Learning from Demonstration Framework for Multi-Robot Systems Using Interaction Keypoints and Soft Actor-Critic Methods
Vishnunandan L. N. Venkatesh, Byung-Cheol Min
TL;DR
This work addresses learning from demonstration in multi-robot systems by leveraging visual demonstrations and Interaction Keypoints (IKs) alongside Soft Actor-Critic (SAC) policies. It proposes a vision-based LfD framework with four modules: Vision Tracking, Task Policy Inference, RL Skill Learning, and Robot Execution, with a classifier-based reward to guide RL for unseen contact skills; the RL reward is defined as $R = w_1 C(I_n) + w_2 IK_{reward} - w_3 IK_{Fail_{penalty}}$. The approach enables behavior-based and contact-based skill learning from a single demonstration for many tasks, demonstrated on Intruder Attack, Leader Follower, Object Transport, Object Rotate, and Object Color Sorting with real Hamster robots, achieving high success rates and showing robustness to object changes.
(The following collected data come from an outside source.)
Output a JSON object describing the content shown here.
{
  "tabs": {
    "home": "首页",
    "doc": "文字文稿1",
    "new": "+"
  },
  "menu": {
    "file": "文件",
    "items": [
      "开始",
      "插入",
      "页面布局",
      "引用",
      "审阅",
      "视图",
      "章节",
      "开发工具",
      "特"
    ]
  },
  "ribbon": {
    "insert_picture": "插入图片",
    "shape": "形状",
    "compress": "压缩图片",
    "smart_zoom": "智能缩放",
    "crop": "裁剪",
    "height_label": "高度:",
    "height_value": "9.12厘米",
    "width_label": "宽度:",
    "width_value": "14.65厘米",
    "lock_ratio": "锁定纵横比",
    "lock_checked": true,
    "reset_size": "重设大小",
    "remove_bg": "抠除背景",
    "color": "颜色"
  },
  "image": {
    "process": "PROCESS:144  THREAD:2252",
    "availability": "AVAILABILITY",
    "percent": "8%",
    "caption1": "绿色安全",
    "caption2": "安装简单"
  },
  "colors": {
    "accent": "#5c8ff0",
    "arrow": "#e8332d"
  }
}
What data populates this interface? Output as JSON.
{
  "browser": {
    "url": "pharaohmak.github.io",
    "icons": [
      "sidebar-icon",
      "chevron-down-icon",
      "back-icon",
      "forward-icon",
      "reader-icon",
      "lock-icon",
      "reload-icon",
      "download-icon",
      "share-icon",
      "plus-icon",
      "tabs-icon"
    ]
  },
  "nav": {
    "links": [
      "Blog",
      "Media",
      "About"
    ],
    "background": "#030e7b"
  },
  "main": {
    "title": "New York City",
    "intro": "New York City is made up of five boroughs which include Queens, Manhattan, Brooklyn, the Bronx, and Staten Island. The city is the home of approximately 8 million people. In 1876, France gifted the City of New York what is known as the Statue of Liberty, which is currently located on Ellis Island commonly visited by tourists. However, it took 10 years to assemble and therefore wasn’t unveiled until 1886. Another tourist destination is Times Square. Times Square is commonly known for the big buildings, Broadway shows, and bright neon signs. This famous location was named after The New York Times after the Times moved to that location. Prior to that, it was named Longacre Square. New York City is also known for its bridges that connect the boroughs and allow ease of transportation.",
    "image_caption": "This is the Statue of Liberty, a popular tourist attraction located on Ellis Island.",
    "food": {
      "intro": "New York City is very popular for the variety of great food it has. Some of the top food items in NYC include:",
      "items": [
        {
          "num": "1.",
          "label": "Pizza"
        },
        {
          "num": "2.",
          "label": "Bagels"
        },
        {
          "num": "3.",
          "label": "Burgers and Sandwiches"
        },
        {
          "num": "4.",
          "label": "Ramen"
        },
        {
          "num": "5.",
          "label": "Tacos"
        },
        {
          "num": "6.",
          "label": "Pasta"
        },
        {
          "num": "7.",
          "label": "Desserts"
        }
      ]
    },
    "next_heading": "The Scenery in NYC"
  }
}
The results suggest real-time, sim-to-real-friendly learning with reduced demonstration requirements and potential extension to heterogeneous robots and trajectory-based skills.
Abstract
Learning from Demonstration (LfD) is a promising approach to enable Multi-Robot Systems (MRS) to acquire complex skills and behaviors. However, the intricate interactions and coordination challenges in MRS pose significant hurdles for effective LfD. In this paper, we present a novel LfD framework specifically designed for MRS, which leverages visual demonstrations to capture and learn from robot-robot and robot-object interactions. Our framework introduces the concept of Interaction Keypoints (IKs) to transform the visual demonstrations into a representation that facilitates the inference of various skills necessary for the task. The robots then execute the task using sensorimotor actions and reinforcement learning (RL) policies when required. A key feature of our approach is the ability to handle unseen contact-based skills that emerge during the demonstration. In such cases, RL is employed to learn the skill using a classifier-based reward function, eliminating the need for manual reward engineering and ensuring adaptability to environmental changes. We evaluate our framework across a range of mobile robot tasks, covering both behavior-based and contact-based domains. The results demonstrate the effectiveness of our approach in enabling robots to learn complex multi-robot tasks and behaviors from visual demonstrations.